Toute tension avive notre sang, même nos sanglots ont quelques proportions de flammes. 

C’est vivre qui nous pousse à la charogne, le devenir quant à lui s’organise dans la puanteur qui en résulte. 

Il arrive des nuits où la barbarie du sommeil nous pousse à ne rêver que d’une inflation de la nature les plus salaces. 

Etre le rameau dans la bec de la colombe et la proie dans la gueule du loup. 

Combien j’aimerais entrer en contact avec tous les ratés de la croyance. Je retire de la prière qu’elle ne me fait ni voir ni sentir jusqu’où le venin de mes veines pouvait se renouveler.

Je me suis confronté à la religion pour convertir ma pitié en apathie, voire en une supercherie d’absolutisme. 

Il n’est aucune épreuve qui ne soit inscrite dans notre sang. 

C’est couchés que le monde nous paraît enviable, debouts tout s’évanouit en sentiments. 

J’ai essayé le bonheur et ses variétés, je préfère me saborder dès aujourd’hui plutôt que d’y bouger dans le souci de n’indigner personne. 

L’intelligence passe par les glandes, je me borne dans cette suprématie, mais ne me satisfait pas dans la dynamique de toutes les exigences qu’imposent le sang et la sanie. 

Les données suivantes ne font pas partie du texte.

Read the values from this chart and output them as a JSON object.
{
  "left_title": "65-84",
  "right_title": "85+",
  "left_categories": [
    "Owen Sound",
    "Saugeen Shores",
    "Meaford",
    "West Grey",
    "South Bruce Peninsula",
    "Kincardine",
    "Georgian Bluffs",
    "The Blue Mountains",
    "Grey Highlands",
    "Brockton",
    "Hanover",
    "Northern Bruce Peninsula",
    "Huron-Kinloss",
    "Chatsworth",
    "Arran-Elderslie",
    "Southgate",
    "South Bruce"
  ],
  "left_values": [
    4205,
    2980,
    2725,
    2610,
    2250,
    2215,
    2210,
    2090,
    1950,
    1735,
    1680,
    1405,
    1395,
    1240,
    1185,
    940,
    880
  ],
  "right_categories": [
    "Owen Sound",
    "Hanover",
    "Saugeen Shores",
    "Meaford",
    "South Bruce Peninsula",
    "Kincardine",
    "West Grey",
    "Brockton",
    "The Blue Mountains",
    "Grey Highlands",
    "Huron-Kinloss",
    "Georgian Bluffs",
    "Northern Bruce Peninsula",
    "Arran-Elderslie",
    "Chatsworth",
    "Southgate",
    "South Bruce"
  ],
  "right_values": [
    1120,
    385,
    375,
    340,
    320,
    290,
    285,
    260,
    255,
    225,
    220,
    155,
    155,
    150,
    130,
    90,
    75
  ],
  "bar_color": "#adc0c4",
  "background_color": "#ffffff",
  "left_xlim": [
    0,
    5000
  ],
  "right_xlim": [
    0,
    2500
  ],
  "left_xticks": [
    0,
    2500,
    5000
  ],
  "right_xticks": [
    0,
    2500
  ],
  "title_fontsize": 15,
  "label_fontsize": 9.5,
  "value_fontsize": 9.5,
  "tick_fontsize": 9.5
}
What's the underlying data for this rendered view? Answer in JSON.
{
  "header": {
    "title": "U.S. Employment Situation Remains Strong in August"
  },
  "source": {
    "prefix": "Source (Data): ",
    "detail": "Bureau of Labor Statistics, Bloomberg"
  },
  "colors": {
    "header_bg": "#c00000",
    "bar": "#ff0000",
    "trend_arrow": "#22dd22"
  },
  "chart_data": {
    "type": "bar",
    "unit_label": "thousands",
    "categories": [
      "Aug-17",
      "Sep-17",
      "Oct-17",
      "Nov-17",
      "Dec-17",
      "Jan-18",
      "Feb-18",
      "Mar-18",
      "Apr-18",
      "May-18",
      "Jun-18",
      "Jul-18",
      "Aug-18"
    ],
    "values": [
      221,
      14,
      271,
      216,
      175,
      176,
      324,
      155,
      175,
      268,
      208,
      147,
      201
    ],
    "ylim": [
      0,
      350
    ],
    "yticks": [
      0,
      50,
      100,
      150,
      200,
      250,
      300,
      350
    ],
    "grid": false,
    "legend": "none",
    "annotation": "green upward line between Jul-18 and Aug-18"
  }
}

C’est par étapes que j’ai entrepris de ne plus rien entreprendre, ma gloire réside dans cette initiative qui me donne à penser que le dilettantisme reste un fanatisme à rebours. L'intelligence est la forme diffuse d'un dieu pathologique.


Lorsque tout devient indolore quelle forme de sensibilité pourrait mieux me relever que celle qui va du vide au néant en sans passer par les déserts du sens? 

Que rien de ce que j'ai pu percevoir de l'homme ne m’ait conduit à la santé me condamne aujourd'hui à quelque élévation qui tient du mysticisme et de la gloutonnerie.


Je n'ai jamais prétendu qu’ être était douloureux, de cette imbécillité sont nés mes rapprochements d'un prodige établi dans la passion pour le suicide.